I hate to be a harbinger of doom and I genuinely hope I am wrong, but we have seen similar signs before and the omens are not good. As a training provider, we know all too well that training and marketing spend are often the first items corporates cull when uncertainty is in the air. Our sector has often proven to be a good economic barometer.
Since the turn of this year, the volume of enquiries let alone bookings from large companies has dried up significantly. Conversely, an increasing number of marketers are starting to investigate professional marketing qualifications like CIM and MRS as a means of improving their career prospects. However, these individuals are very tentative. They are not sure whether they should start now or wait until the Autumn or even next year.
We last saw these behaviours back in 2007. Those of us with long enough memories will recall just how tough the subsequent years were.
So, what lessons can be learned from history?
Whether we like it or not, markets don’t like uncertainty. Uncertainty breeds stagnation.
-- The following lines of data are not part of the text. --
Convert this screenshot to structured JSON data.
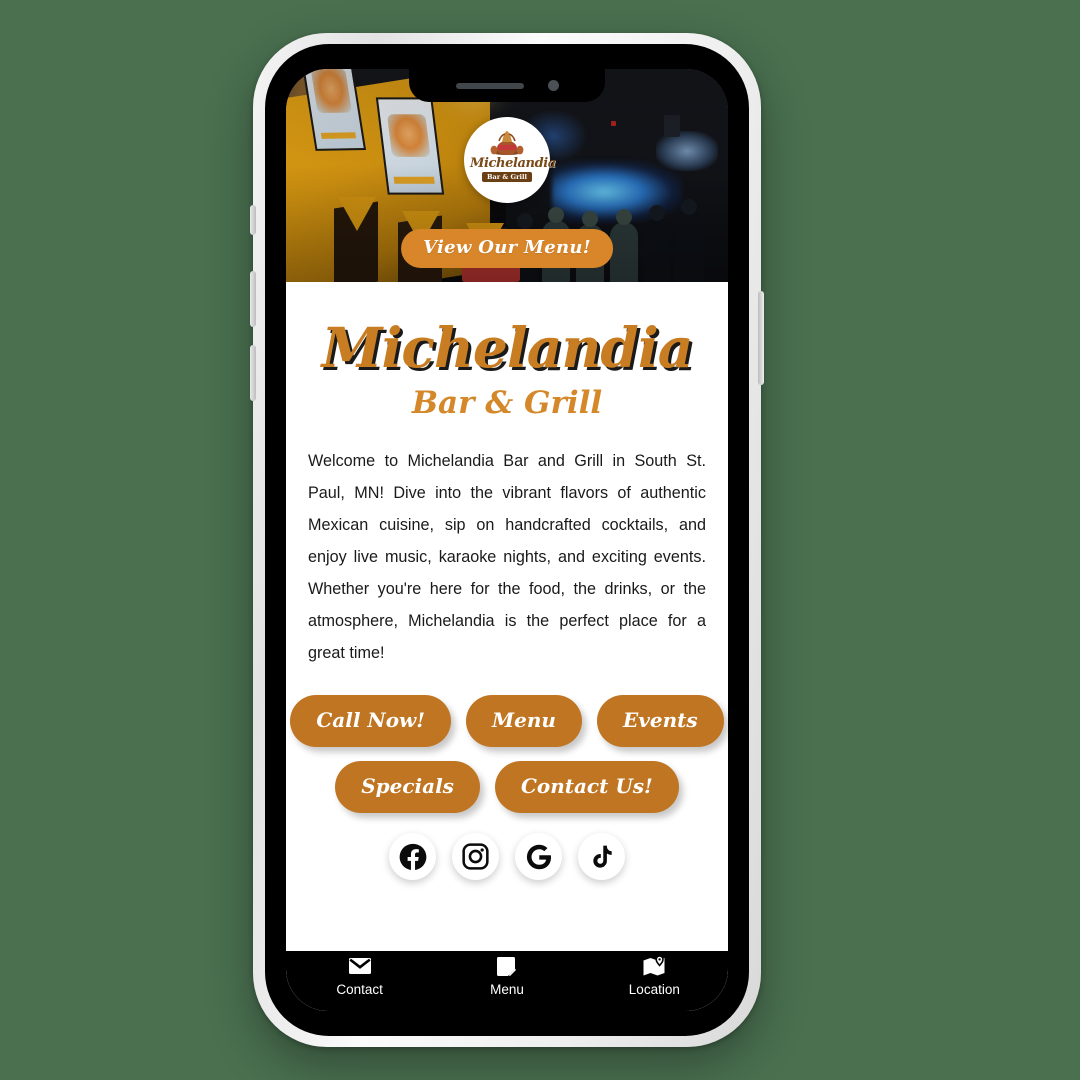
{
  "page": {
    "background_color": "#4a7050",
    "device": "smartphone-mockup"
  },
  "theme": {
    "accent_orange": "#c07522",
    "hero_button_orange": "#d9862a",
    "title_orange": "#c87d22",
    "subtitle_orange": "#d4882a",
    "text_color": "#1a1a1a",
    "nav_background": "#000000",
    "card_background": "#ffffff"
  },
  "hero": {
    "logo": {
      "name": "Michelandia",
      "tagline": "Bar & Grill",
      "alt": "michelandia-logo"
    },
    "cta_label": "View Our Menu!"
  },
  "main": {
    "title": "Michelandia",
    "subtitle": "Bar & Grill",
    "about": "Welcome to Michelandia Bar and Grill in South St. Paul, MN! Dive into the vibrant flavors of authentic Mexican cuisine, sip on handcrafted cocktails, and enjoy live music, karaoke nights, and exciting events. Whether you're here for the food, the drinks, or the atmosphere, Michelandia is the perfect place for a great time!",
    "action_rows": [
      [
        {
          "label": "Call Now!",
          "name": "call-now-button"
        },
        {
          "label": "Menu",
          "name": "menu-button"
        },
        {
          "label": "Events",
          "name": "events-button"
        }
      ],
      [
        {
          "label": "Specials",
          "name": "specials-button"
        },
        {
          "label": "Contact Us!",
          "name": "contact-us-button"
        }
      ]
    ],
    "social_links": [
      {
        "icon": "facebook-icon",
        "label": "Facebook"
      },
      {
        "icon": "instagram-icon",
        "label": "Instagram"
      },
      {
        "icon": "google-icon",
        "label": "Google"
      },
      {
        "icon": "tiktok-icon",
        "label": "TikTok"
      }
    ]
  },
  "bottom_nav": {
    "items": [
      {
        "label": "Contact",
        "icon": "envelope-icon"
      },
      {
        "label": "Menu",
        "icon": "book-icon"
      },
      {
        "label": "Location",
        "icon": "map-pin-icon"
      }
    ]
  }
}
Decisions become difficult to make whether you are an individual or multi-national, so few decisions are made.
It is a bold move to maintain investment in training in times of uncertainly. It is even bolder for individuals, but we had plenty of anecdotal evidence to suggest that the rewards for those that do keep upskilling can be significant.
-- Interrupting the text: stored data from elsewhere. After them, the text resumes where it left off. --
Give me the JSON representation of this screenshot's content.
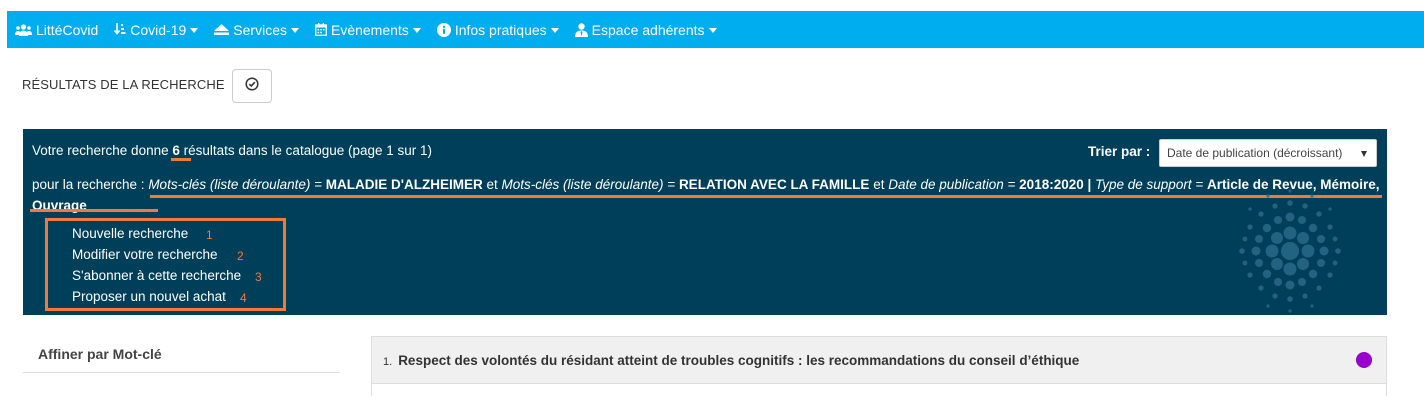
{
  "nav": {
    "items": [
      {
        "label": "LittéCovid",
        "icon": "users-icon",
        "dropdown": false
      },
      {
        "label": "Covid-19",
        "icon": "sort-icon",
        "dropdown": true
      },
      {
        "label": "Services",
        "icon": "eject-icon",
        "dropdown": true
      },
      {
        "label": "Evènements",
        "icon": "calendar-icon",
        "dropdown": true
      },
      {
        "label": "Infos pratiques",
        "icon": "info-icon",
        "dropdown": true
      },
      {
        "label": "Espace adhérents",
        "icon": "user-tie-icon",
        "dropdown": true
      }
    ],
    "color": "#00aeef"
  },
  "page": {
    "title": "RÉSULTATS DE LA RECHERCHE",
    "toggle_icon": "check-circle-icon"
  },
  "results": {
    "summary_before": "Votre recherche donne ",
    "count": "6",
    "summary_after": " résultats dans le catalogue (page 1 sur 1)",
    "sort_label": "Trier par :",
    "sort_value": "Date de publication (décroissant)",
    "query_prefix": "pour la recherche : ",
    "q_field1": "Mots-clés (liste déroulante) = ",
    "q_value1": "MALADIE D'ALZHEIMER",
    "q_and1": " et ",
    "q_field2": "Mots-clés (liste déroulante) = ",
    "q_value2": "RELATION AVEC LA FAMILLE",
    "q_and2": " et ",
    "q_field3": "Date de publication = ",
    "q_value3": "2018:2020",
    "q_pipe": " | ",
    "q_field4": "Type de support = ",
    "q_value4": "Article de Revue, Mémoire, Ouvrage",
    "panel_color": "#003f5a",
    "accent": "#f07a3a"
  },
  "actions": [
    {
      "label": "Nouvelle recherche",
      "num": "1"
    },
    {
      "label": "Modifier votre recherche",
      "num": "2"
    },
    {
      "label": "S'abonner à cette recherche",
      "num": "3"
    },
    {
      "label": "Proposer un nouvel achat",
      "num": "4"
    }
  ],
  "facets": {
    "title": "Affiner par Mot-clé"
  },
  "result_list": [
    {
      "index": "1.",
      "title": "Respect des volontés du résidant atteint de troubles cognitifs : les recommandations du conseil d’éthique",
      "dot_color": "#9900cc"
    }
  ]
}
During the last recession, many companies stopped investing in their marketing teams. There were some exceptions – most notably the charity sector. As the fight for every pound donated became more intense, many charities realised that to ensure competitive advantage they needed a more highly skilled marketing workforce. This was in marked contrast to supposedly more commercial organisations who perceived marketing and training to be discretionary spend.
Not surprisingly when the shoots of recovery eventually started to appear, there was a significant skills gap and the corporates started spending heavily on training again. The barometer had swung and we enjoyed the boom years.
Those individuals who had invested in their professional qualifications and skills were in high demand.
Furthermore, those individuals (and companies) who were brave enough to make the jump early and commit to their ongoing training and development reaped the rewards. They were ahead of the competition when the market did turn.
So, if you are an individual, keep investing in yourself and get started now. The sooner you build your skills and credibility, the sooner you will be able to take advantage of new opportunities that will inevitably emerge in a post-Brexit world.